I’ll repeat that I’m not interested in a debate on the merits of any given political system, much less any political party. I feel like I’ve been pretty clear about my own stance, and have basically said these 3 things:
One, people wrongly assume that if you oppose Party A, then that must mean you support Party B. This is not logically sound. I oppose the Republican party being in power, but that doesn’t mean I support the Democrats.
Two, disagreeing with “both sides” doesn’t preclude from objectively viewing them and deducing one side is objectively worse. I think the actions and policy of conservatism is more harmful to more people, and their rhetoric more toxic and hateful. This does not make me “a leftist”, and while it doesn’t offend me to be called one, it’s just objectively incorrect.
Lastly, I agree that there is too much focus on culture war and not enough on class war and on real problems. I agree that “both sides play the same game”, I agree both parties serve corporate interests, and any sort of thinking like that. This is why I oppose the right as a whole, as they almost universally run their platforms exclusively on culture war subjects. Telling me you're going to "fight wokeness" isn't a real platform.
Or in other words: if you think both sides are bad, then why do your opinions and support always favor the right? It always comes across as virtue signaling from people who are in the closet about being conservative.
As stated earlier, right-wing culture war in gaming spheres is particularly caustic, outmatched only by how laughably pathetic the complaints really are. If your support for conservatives can be boiled down to “because gamergate and pronouns in bio”, then you are ridiculous, and therefore invite ridicule. “The left got too PC and put a gay character in my favorite video game, so I changed all of my opinions about economics, social and foreign policy, education, social issues,health care, and systemic racism” - ridiculous. And as an outside observer, as I was accused of being, this is what the view of the Duke4 community looks like and what precipitated my initial reply.
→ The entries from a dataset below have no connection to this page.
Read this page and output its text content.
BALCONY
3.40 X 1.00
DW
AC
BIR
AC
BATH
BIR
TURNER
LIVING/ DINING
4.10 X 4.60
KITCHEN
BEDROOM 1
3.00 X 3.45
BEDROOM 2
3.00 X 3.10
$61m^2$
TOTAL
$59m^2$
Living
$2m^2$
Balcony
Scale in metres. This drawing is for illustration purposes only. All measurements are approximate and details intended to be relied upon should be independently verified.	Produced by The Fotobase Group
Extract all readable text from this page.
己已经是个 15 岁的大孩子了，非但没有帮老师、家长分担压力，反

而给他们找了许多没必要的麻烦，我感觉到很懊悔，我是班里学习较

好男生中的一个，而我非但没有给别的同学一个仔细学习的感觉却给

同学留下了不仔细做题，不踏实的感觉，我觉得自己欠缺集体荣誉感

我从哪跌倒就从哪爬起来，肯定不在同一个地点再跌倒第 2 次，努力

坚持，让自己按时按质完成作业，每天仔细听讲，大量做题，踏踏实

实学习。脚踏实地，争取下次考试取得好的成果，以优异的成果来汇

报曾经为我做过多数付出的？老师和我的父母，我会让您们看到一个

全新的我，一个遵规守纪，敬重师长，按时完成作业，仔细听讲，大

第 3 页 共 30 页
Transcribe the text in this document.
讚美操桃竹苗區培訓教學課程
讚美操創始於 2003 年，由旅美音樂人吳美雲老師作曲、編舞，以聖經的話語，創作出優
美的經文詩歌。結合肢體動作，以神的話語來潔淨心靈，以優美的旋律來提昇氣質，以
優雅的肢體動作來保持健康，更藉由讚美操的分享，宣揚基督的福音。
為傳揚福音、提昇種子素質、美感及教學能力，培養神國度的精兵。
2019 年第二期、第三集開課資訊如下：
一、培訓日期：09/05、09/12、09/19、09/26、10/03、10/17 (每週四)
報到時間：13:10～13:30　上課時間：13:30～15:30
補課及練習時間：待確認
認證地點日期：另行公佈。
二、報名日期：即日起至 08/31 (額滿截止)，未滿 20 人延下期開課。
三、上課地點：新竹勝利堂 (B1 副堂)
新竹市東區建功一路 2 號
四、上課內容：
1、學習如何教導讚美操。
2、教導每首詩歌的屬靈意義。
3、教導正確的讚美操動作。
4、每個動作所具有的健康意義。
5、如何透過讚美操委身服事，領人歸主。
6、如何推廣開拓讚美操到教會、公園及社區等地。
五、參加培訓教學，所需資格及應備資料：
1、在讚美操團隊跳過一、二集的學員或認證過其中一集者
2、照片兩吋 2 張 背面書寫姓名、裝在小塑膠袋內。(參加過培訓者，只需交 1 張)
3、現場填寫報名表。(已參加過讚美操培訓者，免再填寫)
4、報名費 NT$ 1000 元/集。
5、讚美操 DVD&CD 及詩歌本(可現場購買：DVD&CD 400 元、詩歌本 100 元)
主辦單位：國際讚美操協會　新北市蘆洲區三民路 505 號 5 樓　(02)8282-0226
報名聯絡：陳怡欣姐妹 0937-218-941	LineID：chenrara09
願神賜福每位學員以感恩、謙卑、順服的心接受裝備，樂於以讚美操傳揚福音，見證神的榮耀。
The response hasn't really done anything but enforce this. Again I don't think anyone has claimed that assessment being factually incorrect, only that they disagree about it being a negative assessment. If I came in here and instead complained about "the woke SJWs made the green M&M character transgender", would there have been 100+ replies?
Danukem, on 14 November 2022 - 01:50 PM, said:
It's not "at all costs" but absolutely the extent of free speech allowed does allow bad actors to take advantage at some costs. I see it as a worthwhile trade-off and a check against the staff imposing their views on the members too much, which is what tends to happen when the threshold is lowered.
Isn’t that kind of the same thing, though? “Everyone should expect to be subjected to racism, because that’s the cost of free speech on the internet”? Don’t get me wrong, I completely understand what you’re saying and where you’re coming from. I actually don’t even really disagree, re: imposing views via moderation strategy. I get it. It’s a no-win situation.
You already said you don’t wanna keep discussing the subject and that’s fine, I’m not trying to press for a response or keep this going. There’s just this common line of thinking online that toxicity, hate, insults, et cetera is both an immutable characteristic of the internet, and something everyone should be required to accept and “deal with”. That the “Modern Warfare lobby” experience is - not just is, but should be - the default state. People can say "well that's just human nature", but that's a cop out. And it’s not simply that I disagree with that, I think it’s terribly uncreative and itself enforcing a nihilistic cynicism that’s become incredibly popular in recent years.